LAUSR

Abstract According to an earlier study, electrodialysis (ED) can efficiently separate most organic halogenated micropollutants from inorganic halogens (i.e., halides and oxyhalides) in water, with only a few micropollutants being poorly-recovered. To optimize the ED process and to gain in-depth knowledge of the mechanisms responsible for their low recoveries, this study designed some experiments to examine the fates and transports of three hard-to-separate organic halogen compounds.
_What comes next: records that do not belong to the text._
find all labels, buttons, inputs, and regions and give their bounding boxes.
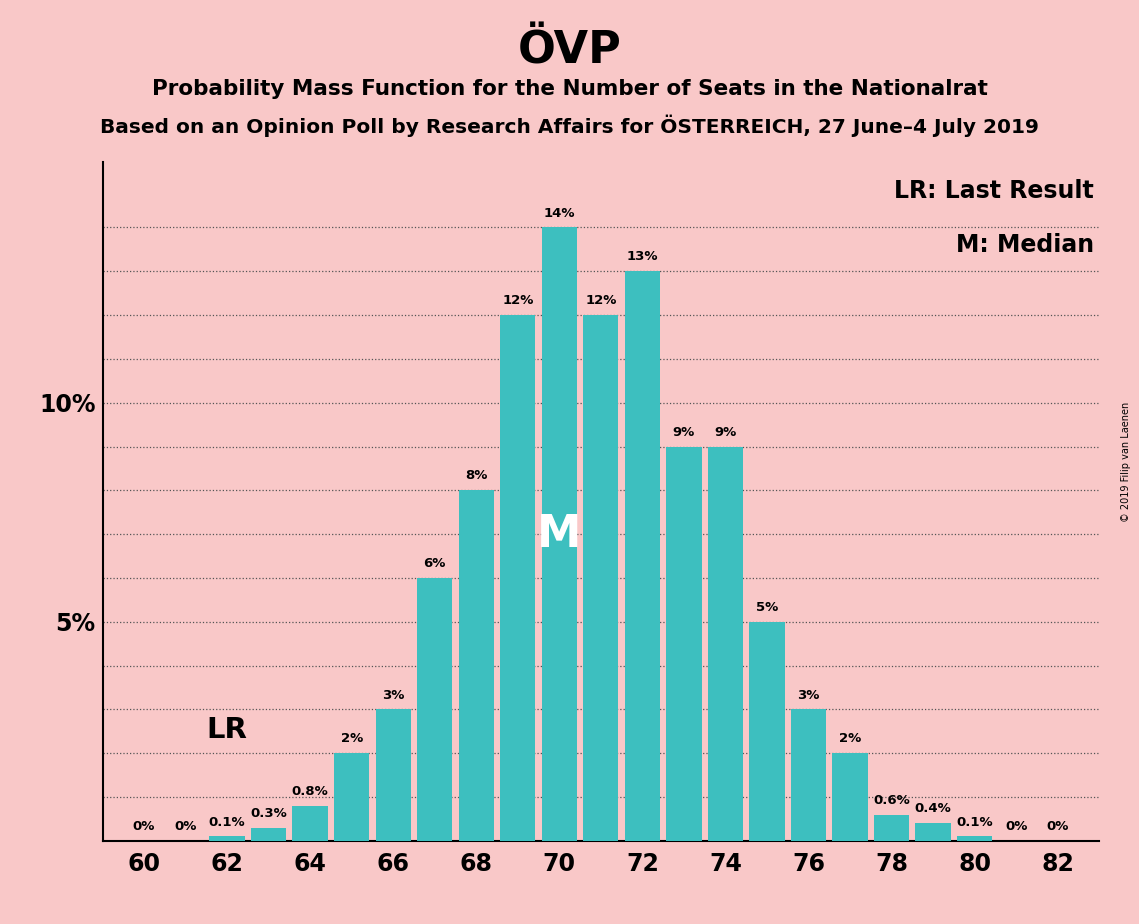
Text: 0%: 0% [174, 820, 197, 833]
Text: 14%: 14% [543, 207, 575, 220]
Bar [707, 446, 743, 841]
Text: 9%: 9% [673, 426, 695, 439]
Text: Probability Mass Function for the Number of Seats in the Nationalrat: Probability Mass Function for the Number… [151, 79, 988, 99]
Text: © 2019 Filip van Laenen: © 2019 Filip van Laenen [1121, 402, 1131, 522]
Bar [293, 806, 328, 841]
Text: 0%: 0% [1005, 820, 1027, 833]
Bar [417, 578, 452, 841]
Bar [210, 836, 245, 841]
Text: 0.3%: 0.3% [251, 807, 287, 820]
Text: 0.1%: 0.1% [957, 816, 993, 829]
Text: 0%: 0% [133, 820, 155, 833]
Text: Based on an Opinion Poll by Research Affairs for ÖSTERREICH, 27 June–4 July 2019: Based on an Opinion Poll by Research Aff… [100, 115, 1039, 137]
Bar [874, 815, 909, 841]
Bar [666, 446, 702, 841]
Bar [334, 753, 369, 841]
Text: 0%: 0% [1047, 820, 1068, 833]
Text: 0.6%: 0.6% [874, 794, 910, 807]
Text: 3%: 3% [382, 688, 404, 701]
Text: 0.4%: 0.4% [915, 802, 951, 815]
Text: 6%: 6% [424, 557, 445, 570]
Text: ÖVP: ÖVP [517, 30, 622, 73]
Text: M: M [538, 513, 582, 555]
Text: 13%: 13% [626, 250, 658, 263]
Text: 9%: 9% [714, 426, 737, 439]
Text: 3%: 3% [797, 688, 820, 701]
Text: 8%: 8% [465, 469, 487, 482]
Bar [376, 710, 411, 841]
Text: M: Median: M: Median [956, 233, 1095, 257]
Bar [624, 272, 659, 841]
Text: LR: Last Result: LR: Last Result [894, 178, 1095, 202]
Bar [916, 823, 951, 841]
Bar [251, 828, 286, 841]
Text: 0.1%: 0.1% [208, 816, 245, 829]
Bar [790, 710, 826, 841]
Text: 12%: 12% [585, 294, 616, 307]
Bar [500, 315, 535, 841]
Text: 0.8%: 0.8% [292, 784, 328, 798]
Bar [583, 315, 618, 841]
Bar [833, 753, 868, 841]
Text: 2%: 2% [838, 733, 861, 746]
Text: LR: LR [206, 716, 247, 745]
Text: 12%: 12% [502, 294, 533, 307]
Bar [957, 836, 992, 841]
Bar [749, 622, 785, 841]
Text: 5%: 5% [756, 601, 778, 614]
Text: 2%: 2% [341, 733, 363, 746]
Bar [459, 491, 494, 841]
Bar [542, 227, 577, 841]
Results show that the dominant mechanism responsible for the loss of trichlorophenol (TCP) is migration and retention in the ion exchange membrane (IEM), the dominant mechanism for the loss of trichloroacetic acid (TCAA) is ion exchange with the IEM, and the dominant mechanism for the loss of trichloroacetonitrile (TCAN) is volatilization and chemical decomposition during the ED process. Optimizing specific operating conditions (e.g., sealing, voltage, and membrane type, etc.) can improve recovery of these micropollutants to 70.4 ∼ 95.8% while maintaining 90.4 ∼ 99.5% removal of chloride. Even though TCAN underwent hydrolysis, we recovered 82.0% chlorine from TCAN and its hydrolytic products. These results may help not only better understand the fates and transports of organic micropollutants during the ED process, but also help facilitate application of electrodialysis technique for measuring total organic halogen.